Reacting out of my own selfish desires year after year as my life progressed from childhood to adolescence and into manhood created a great deal of emotional pain. Using alcohol and drugs worked really well at masking that pain. Thus using alcohol and drugs became my solution, not my problem! Drugs and alcohol allowed me to connect. I do not know how but in hindsight that was what happened. I was usually in emotional pain (consciously or unconsciously) and I would use alcohol and drugs to feel better.

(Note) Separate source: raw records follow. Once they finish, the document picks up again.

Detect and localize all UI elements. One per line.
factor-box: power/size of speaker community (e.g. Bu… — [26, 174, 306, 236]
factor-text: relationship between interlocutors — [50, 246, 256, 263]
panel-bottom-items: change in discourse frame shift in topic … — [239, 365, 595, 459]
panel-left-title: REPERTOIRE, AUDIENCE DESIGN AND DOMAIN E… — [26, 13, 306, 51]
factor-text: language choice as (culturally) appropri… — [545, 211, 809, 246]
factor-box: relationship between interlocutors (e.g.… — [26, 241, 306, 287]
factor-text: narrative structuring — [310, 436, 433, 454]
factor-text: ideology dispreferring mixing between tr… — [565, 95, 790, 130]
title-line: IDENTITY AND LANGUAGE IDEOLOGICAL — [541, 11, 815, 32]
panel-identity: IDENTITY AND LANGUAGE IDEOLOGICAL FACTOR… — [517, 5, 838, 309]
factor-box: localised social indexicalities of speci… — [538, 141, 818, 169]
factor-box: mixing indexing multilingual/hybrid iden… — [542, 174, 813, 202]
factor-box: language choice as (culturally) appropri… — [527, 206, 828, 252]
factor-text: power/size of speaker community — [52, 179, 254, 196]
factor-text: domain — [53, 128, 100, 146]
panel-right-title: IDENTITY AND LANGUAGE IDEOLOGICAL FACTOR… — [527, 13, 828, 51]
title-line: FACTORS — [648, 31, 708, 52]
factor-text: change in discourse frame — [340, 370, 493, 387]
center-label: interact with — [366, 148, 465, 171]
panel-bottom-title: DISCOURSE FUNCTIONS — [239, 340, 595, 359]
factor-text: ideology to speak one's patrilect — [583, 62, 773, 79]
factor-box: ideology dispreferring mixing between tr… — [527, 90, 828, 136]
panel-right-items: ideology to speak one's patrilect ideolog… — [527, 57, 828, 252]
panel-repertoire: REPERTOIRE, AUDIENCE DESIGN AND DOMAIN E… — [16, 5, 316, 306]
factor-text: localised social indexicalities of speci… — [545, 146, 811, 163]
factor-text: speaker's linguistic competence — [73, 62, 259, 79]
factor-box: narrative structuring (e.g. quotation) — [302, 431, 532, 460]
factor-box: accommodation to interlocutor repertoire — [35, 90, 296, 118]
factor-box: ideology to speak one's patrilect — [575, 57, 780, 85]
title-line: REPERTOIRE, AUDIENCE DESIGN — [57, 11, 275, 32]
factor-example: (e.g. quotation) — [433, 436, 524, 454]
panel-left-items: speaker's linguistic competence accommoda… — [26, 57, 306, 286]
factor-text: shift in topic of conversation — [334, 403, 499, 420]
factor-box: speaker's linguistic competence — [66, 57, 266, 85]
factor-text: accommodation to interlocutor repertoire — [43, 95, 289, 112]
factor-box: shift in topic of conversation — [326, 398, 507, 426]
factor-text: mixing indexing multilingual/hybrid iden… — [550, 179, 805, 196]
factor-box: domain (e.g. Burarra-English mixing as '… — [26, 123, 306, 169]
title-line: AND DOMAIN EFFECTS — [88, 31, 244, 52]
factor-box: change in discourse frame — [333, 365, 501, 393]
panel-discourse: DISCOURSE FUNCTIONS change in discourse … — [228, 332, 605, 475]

When I stopped using alcohol and drugs, my solution was taken away from me and fortunately I replaced it with a connection to power. One of the most amazing things about this simple concept is, it really does not matter if you believe it or not. For example, I have watched countless people take this action and have it work for them. Many, if not all of them, had no idea they were even doing it, as they were in so much emotion pain that they were willing to do whatever they were asked to do. These individuals were not trying to collect points for being a good person, they were not trying to please anyone, they just were sick and tired of living a life of pain.
So, in a way I do agree with Johann that the solution for addiction is connectedness but I would say that we as drug addicts and alcoholics must learn that connection with our actions can create our experiences. It is only our actions that can enable us to connect to people and when we connect with the people in our lives we are not only doing the next right thing—we are making the world a better place…and that is true Power!